The output is like this
#gene_id gene_symbol tag_num exon_len RPKM
Here exon_len is the total exonic length of the gene, and tag_num is the total number of exonic reads (or more precisely fragments) in the gene. RPKM is always calculated using total number of exonic tags summed over all genes in the output file as a denominator, to avoid the complication of rRNA reads, etc.
This was done for all samples. Then an R package edgeR was used to do statistical test of differential gene expression. An example script can be downloaded from: http://geller.rockefeller.edu/Quantas/expr.edgeR.tagwise.R, which will report log2FC, p-value, and benjamini FDR
RPKM for each group needs to be recalculated after combining all samples in the same group.
We typically call significant differential expression by requiring FDR<0.01 (or 0.001), |log2FC|>1 (or 0.6 or 2), and max(group1RPKM, group2RPKM) in the top half.
Generate bedGraph files for visualization in UCSC genome browser
In most cases, bedGraph format provides excellent visualization, especially for alternative splicing events.
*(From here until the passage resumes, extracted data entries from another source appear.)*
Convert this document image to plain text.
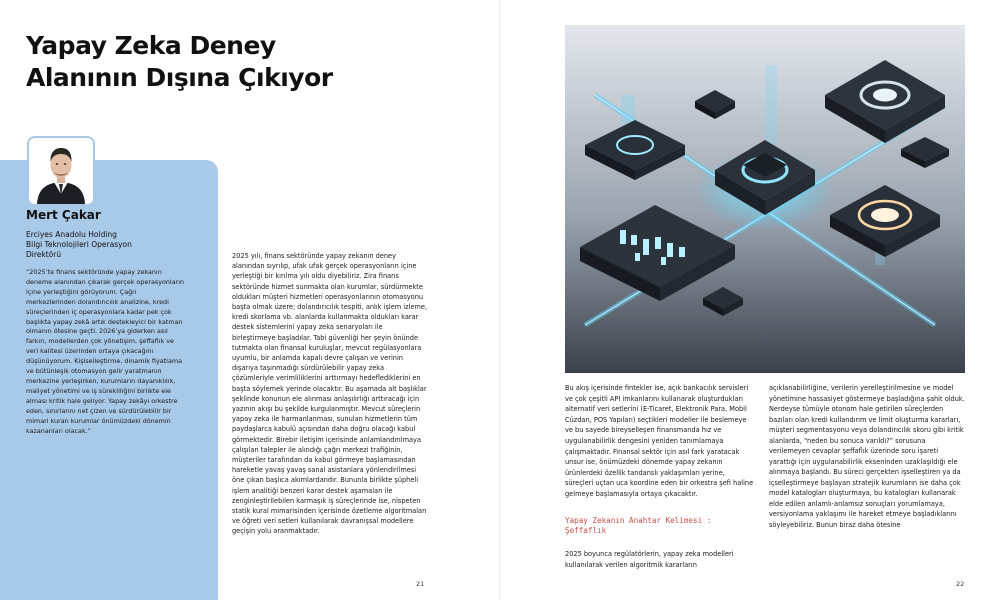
Yapay Zeka Deney
Alanının Dışına Çıkıyor

Mert Çakar

Erciyes Anadolu Holding
Bilgi Teknolojileri Operasyon
Direktörü

“2025’te finans sektöründe yapay zekanın deneme alanından çıkarak gerçek operasyonların içine yerleştiğini görüyorum. Çağrı merkezlerinden dolandırıcılık analizine, kredi süreçlerinden iç operasyonlara kadar pek çok başlıkta yapay zekâ artık destekleyici bir katman olmanın ötesine geçti. 2026’ya giderken asıl farkın, modellerden çok yönetişim, şeffaflık ve veri kalitesi üzerinden ortaya çıkacağını düşünüyorum. Kişiselleştirme, dinamik fiyatlama ve bütünleşik otomasyon gelir yaratmanın merkezine yerleşirken, kurumların dayanıklılık, maliyet yönetimi ve iş sürekliliğini birlikte ele alması kritik hale geliyor. Yapay zekâyı orkestre eden, sınırlarını net çizen ve sürdürülebilir bir mimari kuran kurumlar önümüzdeki dönemin kazananları olacak.”

2025 yılı, finans sektöründe yapay zekanın deney alanından sıyrılıp, ufak ufak gerçek operasyonların içine yerleştiği bir kırılma yılı oldu diyebiliriz. Zira finans sektöründe hizmet sunmakta olan kurumlar, sürdürmekte oldukları müşteri hizmetleri operasyonlarının otomasyonu başta olmak üzere; dolandırıcılık tespiti, anlık işlem izleme, kredi skorlama vb. alanlarda kullanmakta oldukları karar destek sistemlerini yapay zeka senaryoları ile birleştirmeye başladılar. Tabi güvenliği her şeyin önünde tutmakta olan finansal kuruluşlar, mevcut regülasyonlara uyumlu, bir anlamda kapalı devre çalışan ve verinin dışarıya taşınmadığı sürdürülebilir yapay zeka çözümleriyle verimliliklerini arttırmayı hedeflediklerini en başta söylemek yerinde olacaktır. Bu aşamada alt başlıklar şeklinde konunun ele alınması anlaşılırlığı arttıracağı için yazının akışı bu şekilde kurgulanmıştır. Mevcut süreçlerin yapay zeka ile harmanlanması, sunulan hizmetlerin tüm paydaşlarca kabulü açısından daha doğru olacağı kabul görmektedir. Birebir iletişim içerisinde anlamlandırılmaya çalışılan talepler ile alındığı çağrı merkezi trafiğinin, müşteriler tarafından da kabul görmeye başlamasından hareketle yavaş yavaş sanal asistanlara yönlendirilmesi öne çıkan başlıca akımlardandır. Bununla birlikte şüpheli işlem analitiği benzeri karar destek aşamaları ile zenginleştirilebilen karmaşık iş süreçlerinde ise, nispeten statik kural mimarisinden içerisinde özetleme algoritmaları ve öğreti veri setleri kullanılarak davranışsal modellere geçişin yolu aranmaktadır.

21

Bu akış içerisinde fintekler ise, açık bankacılık servisleri ve çok çeşitli API imkanlarını kullanarak oluşturdukları alternatif veri setlerini (E-Ticaret, Elektronik Para, Mobil Cüzdan, POS Yapıları) seçtikleri modeller ile beslemeye ve bu sayede bireyselleşen finansmanda hız ve uygulanabilirlik dengesini yeniden tanımlamaya çalışmaktadır. Finansal sektör için asıl fark yaratacak unsur ise, önümüzdeki dönemde yapay zekanın ürünlerdeki özellik tandanslı yaklaşımları yerine, süreçleri uçtan uca koordine eden bir orkestra şefi haline gelmeye başlamasıyla ortaya çıkacaktır.

Yapay Zekanın Anahtar Kelimesi : Şeffaflık

2025 boyunca regülatörlerin, yapay zeka modelleri kullanılarak verilen algoritmik kararların

açıklanabilirliğine, verilerin yerelleştirilmesine ve model yönetimine hassasiyet göstermeye başladığına şahit olduk. Nerdeyse tümüyle otonom hale getirilen süreçlerden bazıları olan kredi kullandırım ve limit oluşturma kararları, müşteri segmentasyonu veya dolandırıcılık skoru gibi kritik alanlarda, “neden bu sonuca varıldı?” sorusuna verilemeyen cevaplar şeffaflık üzerinde soru işareti yarattığı için uygulanabilirlik ekseninden uzaklaşıldığı ele alınmaya başlandı. Bu süreci gerçekten işselleştiren ya da içselleştirmeye başlayan stratejik kurumların ise daha çok model katalogları oluşturmaya, bu katalogları kullanarak elde edilen anlamlı-anlamsız sonuçları yorumlamaya, versiyonlama yaklaşımı ile hareket etmeye başladıklarını söyleyebiliriz. Bunun biraz daha ötesine

22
The BED file after gapless analysis can be converted into a bedGraph file with a script in the countit package.
perl tag2profile.pl -big -weight -exact -of bedgraph -n "Sample_bed_graph" -v sample_out/pair.gapless.bed sample.bedGraph
In some cases, one might also want to show the summarized number of junction reads for each exon junction. This can be done by
perl tag2junction.pl -v -big -weight -c ./cache sample.combined.junction.bed sample.junction.count.bed
The 5th column now contain the read count for each junction, which is also shown as part of the name column. This file can also be loaded to the UCSC genome browser for visualization.